Thursday, August 21, 2014

8th Canadian Challenge - 1st review - Apocalypse for Beginners

So I am very far behind on reviews, but I wanted to at least get on the board in August.  This book was actually read a few months ago.

Apocalypse for Beginners is Nicolas Dickner's second novel, after Nikolski, which I reviewed about a year ago.  My basic feeling was that it (Nikolski) started pretty strong, but that it spun out of control towards the last third or so.  The characters from three storylines didn't interact much or in a particularly interesting way when they finally did criss-cross towards the end.  I guess I didn't want some contrived Crash-like scenario, but it probably would have been better to just skip over their meeting rather than what Dickner came up with.  (As a total aside, I felt Nick Hornby's How to Be Good followed the same pattern of fairly strong start and then a long detour into implausibility and then a pretty damp squib of an ending.)

Well, Apocalypse for Beginners sort of inverts the pattern.  The beginning is super contrived: Hope Randall comes from a long line of prophets, all of whom were convinced the world would come to an end on a specific day (shades of Heaven's Gate -- in fact, there is a whole page on Wikipedia dedicated to the various dates prophets gave for the end of the world -- fascinating).  When the date came and passed, her relatives became deeply depressed and typically suicidal.  So where I have a bit of a problem is that this seems like a genealogical line that would have been snapped a while back.

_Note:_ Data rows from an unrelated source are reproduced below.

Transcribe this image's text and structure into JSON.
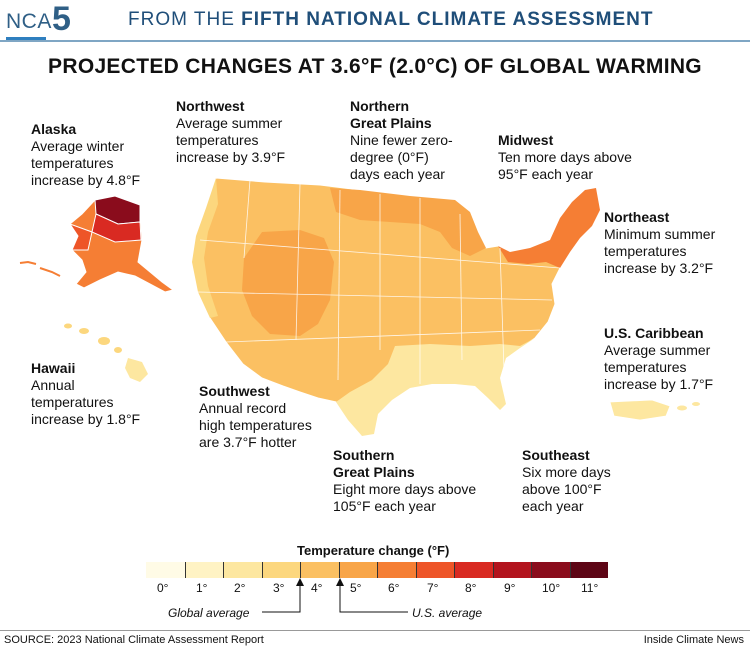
{
  "header": {
    "logo_prefix": "NCA",
    "logo_number": "5",
    "text_prefix": "FROM THE",
    "text_bold": "FIFTH NATIONAL CLIMATE ASSESSMENT"
  },
  "title": "PROJECTED CHANGES AT 3.6°F (2.0°C) OF GLOBAL WARMING",
  "regions": {
    "alaska": {
      "name": "Alaska",
      "desc": "Average winter\ntemperatures\nincrease by 4.8°F"
    },
    "northwest": {
      "name": "Northwest",
      "desc": "Average summer\ntemperatures\nincrease by 3.9°F"
    },
    "northern_great_plains": {
      "name": "Northern\nGreat Plains",
      "desc": "Nine fewer zero-\ndegree (0°F)\ndays each year"
    },
    "midwest": {
      "name": "Midwest",
      "desc": "Ten more days above\n95°F each year"
    },
    "northeast": {
      "name": "Northeast",
      "desc": "Minimum summer\ntemperatures\nincrease by 3.2°F"
    },
    "us_caribbean": {
      "name": "U.S. Caribbean",
      "desc": "Average summer\ntemperatures\nincrease by 1.7°F"
    },
    "hawaii": {
      "name": "Hawaii",
      "desc": "Annual\ntemperatures\nincrease by 1.8°F"
    },
    "southwest": {
      "name": "Southwest",
      "desc": "Annual record\nhigh temperatures\nare 3.7°F hotter"
    },
    "southern_great_plains": {
      "name": "Southern\nGreat Plains",
      "desc": "Eight more days above\n105°F each year"
    },
    "southeast": {
      "name": "Southeast",
      "desc": "Six more days\nabove 100°F\neach year"
    }
  },
  "legend": {
    "title": "Temperature change (°F)",
    "ticks": [
      "0°",
      "1°",
      "2°",
      "3°",
      "4°",
      "5°",
      "6°",
      "7°",
      "8°",
      "9°",
      "10°",
      "11°"
    ],
    "colors": [
      "#fffbe6",
      "#fff3c4",
      "#fde7a0",
      "#fcd77e",
      "#fbc062",
      "#f8a548",
      "#f57e34",
      "#ee5528",
      "#d92a22",
      "#b3141e",
      "#8a0c1c",
      "#5e0616"
    ],
    "global_average_label": "Global average",
    "us_average_label": "U.S. average"
  },
  "map_colors": {
    "light": "#fde7a0",
    "pale": "#fcd77e",
    "mid": "#fbc062",
    "orange": "#f8a548",
    "deep": "#f57e34",
    "red": "#ee5528",
    "dark": "#b3141e",
    "border": "#ffffff"
  },
  "footer": {
    "source": "SOURCE: 2023 National Climate Assessment Report",
    "credit": "Inside Climate News"
  }
}
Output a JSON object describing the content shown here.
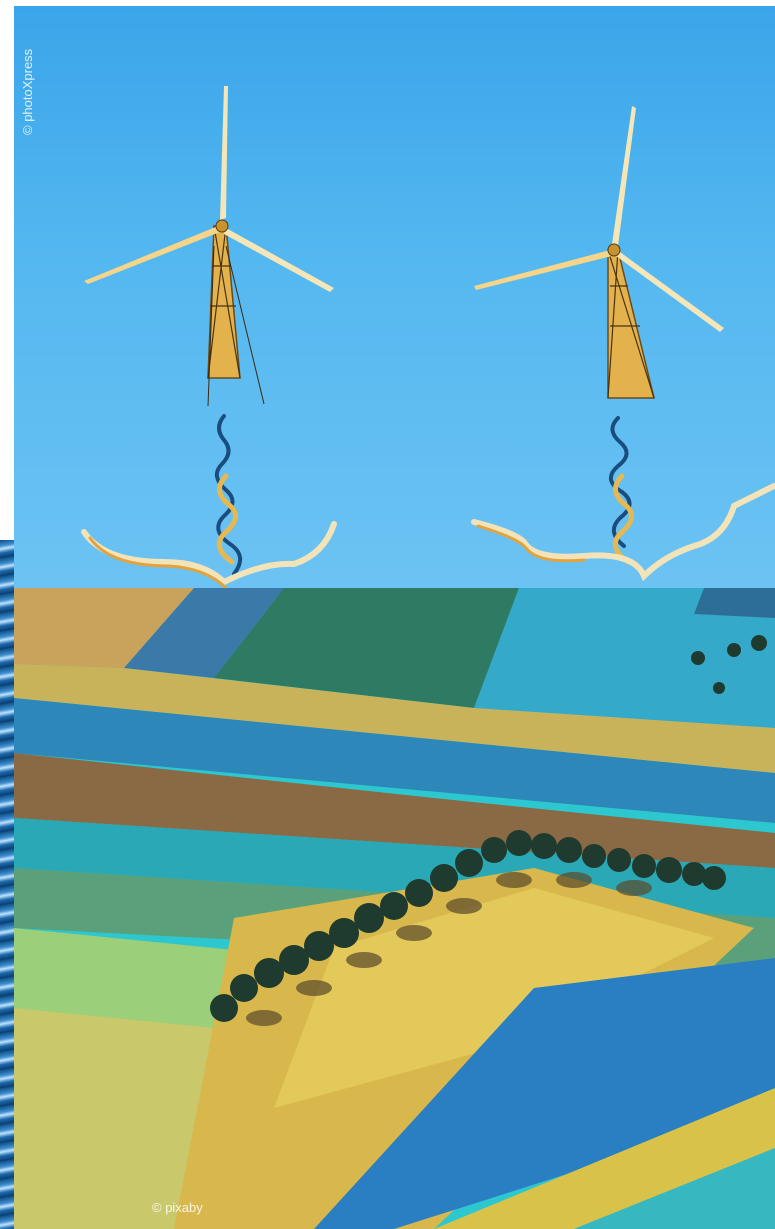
{
  "photo_top": {
    "credit": "© photoXpress"
  },
  "photo_bottom": {
    "credit": "© pixaby"
  },
  "colors": {
    "sky": "#55b8f0",
    "turbine": "#e8b850",
    "field_yellow": "#d9c24a",
    "field_teal": "#2cc7cf",
    "field_blue": "#2a7fc2",
    "field_brown": "#8a6a45",
    "trees": "#1f3a2e"
  }
}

Once you get past that, things pick up a bit.  Hope and her mother move to town, roughly at the start of Hope's high school years I vaguely recall.  Hope is more or less abandoned by her mother and spends much of her time with a neighbour, Mickey Bauermann, and his fairly normal family.  Hope is super logical, so Mickey believes she has avoided the family curse.

I don't think I am spoiling too much by saying she eventually succumbs.  Also, I know I am not giving anything away by saying that her mother gets increasingly frantic as her personal date approaches, and then more or less collapses after it passes uneventfully.  Hope has to work extremely hard to keep her mother from OD'ing on pills.  Her mother eventually pulls through and finds employment as a bartender at some dive where she can get fairly pissed each night.  Whatever works, I guess.

One thing that I did like about the first half (or even two-thirds) of the book is the fact that Hope is clever at school and is generally a good influence on Mickey.  It is a bit difficult to believe that he never made a move on her, though it was clearly on his mind from time to time.  Another aspect that rang true was how obsessed Hope was with nuclear war.  It's retreated a lot from the front of my mind, but I was just convinced that Reagan was going to embroil us in a real hot war.  Thank goodness it wasn't Reagan vs. Putin, since that could have gotten really ugly.  I've already written how this existential threat coloured my general disposition.  I suppose for a certain group of environmentalists the possibilities of war over natural resources, particularly water, the coming of peak oil (which they largely welcome) and the consequences of global warming have the same impact on their psyches.  I do care about these things and worry about them a fair bit, but I am just exhausted with day to day life most of the time and can't afford to dwell on them to the same extent that a teenager can...


I've sort of forgotten why Mickey never tries to date Hope, but she goes off to Japan (to teach English I think).  Why Japan?  It has something to do with how her date was revealed to her.  Mickey does not go into the family concrete business and in fact moves to Toronto.  He goes through a number of unsatisfactory relationships, and his mother despairs of him settling down and raising some kids.  (She can't quite admit to herself that her other son is gay.)  Mickey comes back for a funeral, and has an epiphany: Hope's doomday date is approaching and he decides he will try to track her down and 1) offer her comfort and 2) see if they are in fact destined for each other.  (While the tone is different, this return to his hometown sort of put me in mind of the start of movie The World's End.)

What sort of bugged me about the book is that it ends without a proper resolution.  (It actually reminded me of Murakami's After Dark in this respect.)  The book works so hard to bring these two together, setting up the readers' expectations.  Either this should come to pass, or some other ending where the two learn just why they can't be together is required.  Cutting off too early is just not cool.  So I can't really wholeheartedly recommend the book, though it does have its moments.

Maybe third time will be the charm, though I have to say I have a lot of other books to read before I would ever get back 'round to Dickner.